Entre-temps, que s’est-il passé en Tunisie depuis le 14 janvier ? Un des premiers constats est que l’activité économique s’est contractée, notamment dans les secteurs les plus sensibles à la situation politique tels que le tourisme. Le conflit en Libye a largement amplifié ce phénomène. Par ailleurs des revendications salariales ont émergé dans tous les secteurs, souvent légitimes, mais parfois extravagantes, notamment dans le secteur public. L’incertitude sur l’avenir politique du pays, notamment sous les deux premiers gouvernements, a découragé la relance de l’investissement local et étranger. Ceci a deux conséquences principales. A court terme, le chômage des jeunes risque d’atteindre des niveaux pouvant mettre en danger le processus politique dans son ensemble.
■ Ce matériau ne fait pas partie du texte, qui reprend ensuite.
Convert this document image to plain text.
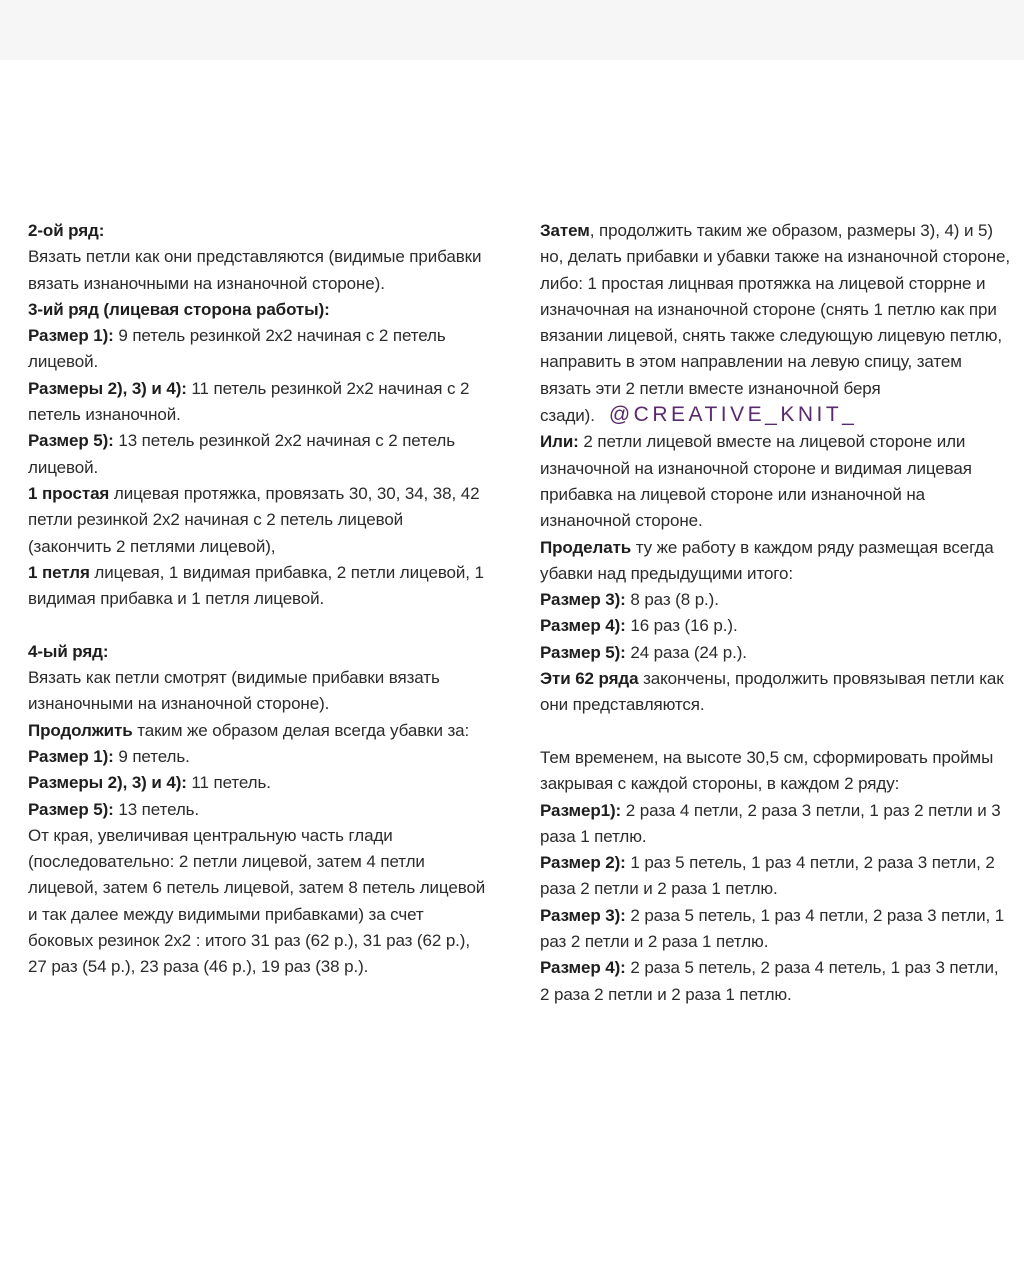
2-ой ряд:

Вязать петли как они представляются (видимые прибавки вязать изнаночными на изнаночной стороне).

3-ий ряд (лицевая сторона работы):

Размер 1): 9 петель резинкой 2х2 начиная с 2 петель лицевой.

Размеры 2), 3) и 4): 11 петель резинкой 2х2 начиная с 2 петель изнаночной.

Размер 5): 13 петель резинкой 2х2 начиная с 2 петель лицевой.

1 простая лицевая протяжка, провязать 30, 30, 34, 38, 42 петли резинкой 2х2 начиная с 2 петель лицевой (закончить 2 петлями лицевой),

1 петля лицевая, 1 видимая прибавка, 2 петли лицевой, 1 видимая прибавка и 1 петля лицевой.

4-ый ряд:

Вязать как петли смотрят (видимые прибавки вязать изнаночными на изнаночной стороне).

Продолжить таким же образом делая всегда убавки за:

Размер 1): 9 петель.

Размеры 2), 3) и 4): 11 петель.

Размер 5): 13 петель.

От края, увеличивая центральную часть глади (последовательно: 2 петли лицевой, затем 4 петли лицевой, затем 6 петель лицевой, затем 8 петель лицевой и так далее между видимыми прибавками) за счет боковых резинок 2х2 : итого 31 раз (62 р.), 31 раз (62 р.), 27 раз (54 р.), 23 раза (46 р.), 19 раз (38 р.).

Затем, продолжить таким же образом, размеры 3), 4) и 5) но, делать прибавки и убавки также на изнаночной стороне, либо: 1 простая лицнвая протяжка на лицевой сторрне и изначочная на изнаночной стороне (снять 1 петлю как при вязании лицевой, снять также следующую лицевую петлю, направить в этом направлении на левую спицу, затем вязать эти 2 петли вместе изнаночной беря сзади). @CREATIVE_KNIT_

Или: 2 петли лицевой вместе на лицевой стороне или изначочной на изнаночной стороне и видимая лицевая прибавка на лицевой стороне или изнаночной на изнаночной стороне.

Проделать ту же работу в каждом ряду размещая всегда убавки над предыдущими итого:

Размер 3): 8 раз (8 р.).

Размер 4): 16 раз (16 р.).

Размер 5): 24 раза (24 р.).

Эти 62 ряда закончены, продолжить провязывая петли как они представляются.

Тем временем, на высоте 30,5 см, сформировать проймы закрывая с каждой стороны, в каждом 2 ряду:

Размер1): 2 раза 4 петли, 2 раза 3 петли, 1 раз 2 петли и 3 раза 1 петлю.

Размер 2): 1 раз 5 петель, 1 раз 4 петли, 2 раза 3 петли, 2 раза 2 петли и 2 раза 1 петлю.

Размер 3): 2 раза 5 петель, 1 раз 4 петли, 2 раза 3 петли, 1 раз 2 петли и 2 раза 1 петлю.

Размер 4): 2 раза 5 петель, 2 раза 4 петель, 1 раз 3 петли, 2 раза 2 петли и 2 раза 1 петлю.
Le gouvernement de transition l’a d’ailleurs bien compris en mettant en place un programme de grande ampleur visant l’insertion des jeunes chômeurs de longue durée. Son principal bénéfice visible pour les chômeurs à ce stade est l’aide financière qu’ils reçoivent, et qui explique la très forte participation au programme. A plus long terme, le modèle basé sur la sous-traitance pour l’Europe grâce à une main-d’œuvre bon marché n’a plus aucune chance de survivre.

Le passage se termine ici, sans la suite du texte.